Guest Post: Auckland Council’s Emergency Budget

A guest post by former North Shore Councillor Tony Holman:

This is a major, difficult task for Council and for its ratepayers. Unfortunately, Council has a shaky history over 10 years of so-called consultation through which it has tried to use persuasive language to achieve the desired ends. It seems to many, including me, that it has then basically ignored whatever feedback from citizens that was not in line with Council’s intent.  Woven into the Council language has been a goodly number of euphemisms and background static smudging the facts.

In other words, it seems that Council may have been its own worst enemy, and now, when it needs sensible and robust, co-operative help, it is unlikely to get much of that because of previous “consultations” and also because of the size and complexity of this exercise.

Perhaps one approach for those who wish to try, is to select some aspects of the problem and to respond to those.

That is what I started to do, and then I quickly met the following euphemism:  “Asset Recycling” Read that as flogging off the people’s assets at bargain prices, to interested pirates. What is selected for the bargain bin is not specified. That makes it easy to avoid any questions or, heaven forbid, protests.

Turning to ‘smudging’ in the backgrounding of Council’s needs, it brings water to our eyes by mentioning the drought and the needs of Watercare in the future. However, the official description  carefully avoids the fact that there is no rating by Council for Watercare!!

Watercare’s website states:

“How we are funded:     We do not receive any funding from Auckland Council…All the money we receive from customers…”. (ie you and me paying our water charges.) The money Watercare receives goes into operations, treatment plants (water and wastewater,) etc.

So why throw Watercare into Council’s need to raise household rates? We are already paying for that separately.

Now some positive suggestions:

CCOs.  The Mayor already has an expensive survey of these troublesome, largely separate companies underway. Council could just truncate that and carry out the following:

1.  Abolish ATEED: (Basically an events and overseas visitor attractant) Visitors will be far fewer for some time, especially via cruise ships). Leave the matter of visitors to the NZ Government and its overseas arms to deal with.
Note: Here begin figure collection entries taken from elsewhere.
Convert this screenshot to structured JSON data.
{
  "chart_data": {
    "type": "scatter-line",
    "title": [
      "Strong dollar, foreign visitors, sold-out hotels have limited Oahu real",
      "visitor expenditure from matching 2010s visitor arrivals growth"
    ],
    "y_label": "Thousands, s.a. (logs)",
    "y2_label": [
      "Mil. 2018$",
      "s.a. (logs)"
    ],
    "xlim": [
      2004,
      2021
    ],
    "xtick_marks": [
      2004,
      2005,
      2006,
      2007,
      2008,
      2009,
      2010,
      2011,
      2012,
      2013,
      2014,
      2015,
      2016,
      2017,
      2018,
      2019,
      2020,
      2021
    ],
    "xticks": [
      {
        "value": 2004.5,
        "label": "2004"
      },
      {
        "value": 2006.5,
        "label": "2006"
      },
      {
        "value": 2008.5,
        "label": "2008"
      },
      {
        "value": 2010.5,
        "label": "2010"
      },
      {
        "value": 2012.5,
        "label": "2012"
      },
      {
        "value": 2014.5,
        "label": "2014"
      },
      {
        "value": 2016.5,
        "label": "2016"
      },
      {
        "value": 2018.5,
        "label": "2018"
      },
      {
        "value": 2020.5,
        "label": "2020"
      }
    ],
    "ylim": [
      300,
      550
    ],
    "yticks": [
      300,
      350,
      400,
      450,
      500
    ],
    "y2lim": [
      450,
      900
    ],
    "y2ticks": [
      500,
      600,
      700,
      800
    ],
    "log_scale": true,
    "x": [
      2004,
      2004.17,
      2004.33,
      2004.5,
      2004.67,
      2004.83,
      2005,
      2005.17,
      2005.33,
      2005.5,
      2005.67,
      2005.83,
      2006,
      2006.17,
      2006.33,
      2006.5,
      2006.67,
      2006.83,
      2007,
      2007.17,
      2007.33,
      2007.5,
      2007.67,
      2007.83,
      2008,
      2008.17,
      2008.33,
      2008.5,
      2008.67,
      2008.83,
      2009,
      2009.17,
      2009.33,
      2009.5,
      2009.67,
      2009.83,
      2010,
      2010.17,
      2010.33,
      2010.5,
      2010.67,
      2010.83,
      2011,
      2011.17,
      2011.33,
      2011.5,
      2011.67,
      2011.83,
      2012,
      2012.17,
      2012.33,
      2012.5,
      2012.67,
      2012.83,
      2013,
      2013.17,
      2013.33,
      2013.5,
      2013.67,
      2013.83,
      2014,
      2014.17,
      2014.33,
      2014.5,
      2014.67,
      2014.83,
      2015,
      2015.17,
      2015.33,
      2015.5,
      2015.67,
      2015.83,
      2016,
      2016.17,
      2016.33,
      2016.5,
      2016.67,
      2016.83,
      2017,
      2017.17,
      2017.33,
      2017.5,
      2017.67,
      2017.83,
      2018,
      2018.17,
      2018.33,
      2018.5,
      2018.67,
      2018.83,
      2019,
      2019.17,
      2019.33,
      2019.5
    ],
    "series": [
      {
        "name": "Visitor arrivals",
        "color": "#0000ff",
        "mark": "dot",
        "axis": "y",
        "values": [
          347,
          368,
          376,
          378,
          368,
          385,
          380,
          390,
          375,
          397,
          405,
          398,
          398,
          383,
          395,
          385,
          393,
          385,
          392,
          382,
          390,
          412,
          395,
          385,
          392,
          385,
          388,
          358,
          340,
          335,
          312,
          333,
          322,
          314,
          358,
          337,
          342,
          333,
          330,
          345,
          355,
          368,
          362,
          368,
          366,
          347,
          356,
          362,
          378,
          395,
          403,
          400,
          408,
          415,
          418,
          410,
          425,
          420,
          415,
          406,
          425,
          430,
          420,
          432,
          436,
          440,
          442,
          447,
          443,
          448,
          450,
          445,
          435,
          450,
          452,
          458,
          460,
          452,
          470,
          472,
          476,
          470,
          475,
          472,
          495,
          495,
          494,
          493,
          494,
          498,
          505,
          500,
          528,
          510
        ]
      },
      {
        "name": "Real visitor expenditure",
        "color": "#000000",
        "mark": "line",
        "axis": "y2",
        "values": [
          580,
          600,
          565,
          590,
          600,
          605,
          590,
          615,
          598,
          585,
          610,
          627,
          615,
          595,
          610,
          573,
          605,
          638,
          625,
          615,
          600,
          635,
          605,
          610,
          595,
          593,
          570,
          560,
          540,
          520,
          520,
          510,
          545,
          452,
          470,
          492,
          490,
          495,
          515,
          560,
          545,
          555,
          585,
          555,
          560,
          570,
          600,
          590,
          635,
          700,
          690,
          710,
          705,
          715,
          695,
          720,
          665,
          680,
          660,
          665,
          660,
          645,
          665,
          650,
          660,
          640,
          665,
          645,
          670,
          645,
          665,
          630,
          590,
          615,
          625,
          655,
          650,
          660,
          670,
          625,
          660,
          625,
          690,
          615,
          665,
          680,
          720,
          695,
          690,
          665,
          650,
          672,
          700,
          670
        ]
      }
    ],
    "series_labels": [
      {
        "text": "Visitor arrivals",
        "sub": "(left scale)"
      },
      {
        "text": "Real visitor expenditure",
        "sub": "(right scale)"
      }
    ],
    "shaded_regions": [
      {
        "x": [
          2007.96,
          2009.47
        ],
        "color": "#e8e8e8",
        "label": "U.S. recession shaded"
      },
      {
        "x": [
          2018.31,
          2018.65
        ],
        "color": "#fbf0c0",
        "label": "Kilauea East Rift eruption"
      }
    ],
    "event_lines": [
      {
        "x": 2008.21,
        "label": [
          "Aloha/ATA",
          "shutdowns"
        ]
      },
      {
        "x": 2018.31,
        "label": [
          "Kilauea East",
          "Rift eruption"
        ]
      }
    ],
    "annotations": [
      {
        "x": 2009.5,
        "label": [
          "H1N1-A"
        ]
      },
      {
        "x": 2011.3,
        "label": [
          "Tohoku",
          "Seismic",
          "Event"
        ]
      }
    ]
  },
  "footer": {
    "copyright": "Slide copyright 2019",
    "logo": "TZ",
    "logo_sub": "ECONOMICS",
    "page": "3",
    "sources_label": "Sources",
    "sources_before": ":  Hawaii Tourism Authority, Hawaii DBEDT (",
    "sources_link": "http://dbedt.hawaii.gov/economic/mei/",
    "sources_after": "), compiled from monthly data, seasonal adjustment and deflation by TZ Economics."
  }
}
Any remnants needing Council oversight can be brought back in house. 

2.  Abolish Regional Facilities. Bring back in house. With a highly reduced list of events and activities, there can be no contemplation of renewals or additions to these now, or for a number of years.

 3.  Abolish Panuku. (Selling or “improving” publicly owned assets and open space.)  Can’t afford “improvements” at this time. Also, like ATEED it is also involved in economic development. Why two economic development bodies?

The abolition of these bodies would mean that there would not be three separate little “empires” each with its own unelected Board, own Chief Executive and staff , and would likely save hundreds of thousands of dollars.


The Mayor should set the example to his staff by voluntarily taking a meaningful salary reduction for the next 2 years.

Councillors should vote to cut any travel outside of Auckland and overseas by 80% for the next 2 years,


 Unfortunately, one of the Council’s major problems is that it is not a local government. It is a huge unitary government, imposed on the people without any referendum.It was forged by two governments – started by Labour, with a Royal Commission. Labour was superceded by a National/Act government which came up with a quite different proposal although that continues on the objective which both governments desired – creating a “Super City” fantasy.

As long as Parliament continues with that desire, Aucklanders will continue to pay substantially for it. The most important suggestion I can make is that this Council, its Mayor and its people, is that there be strong and continued lobbying of Parliament to ensure much larger amounts of funding from Government coffers to meet Auckland’s infrastructural, environmental and social needs, and meantime stop pushing more and more people into this region.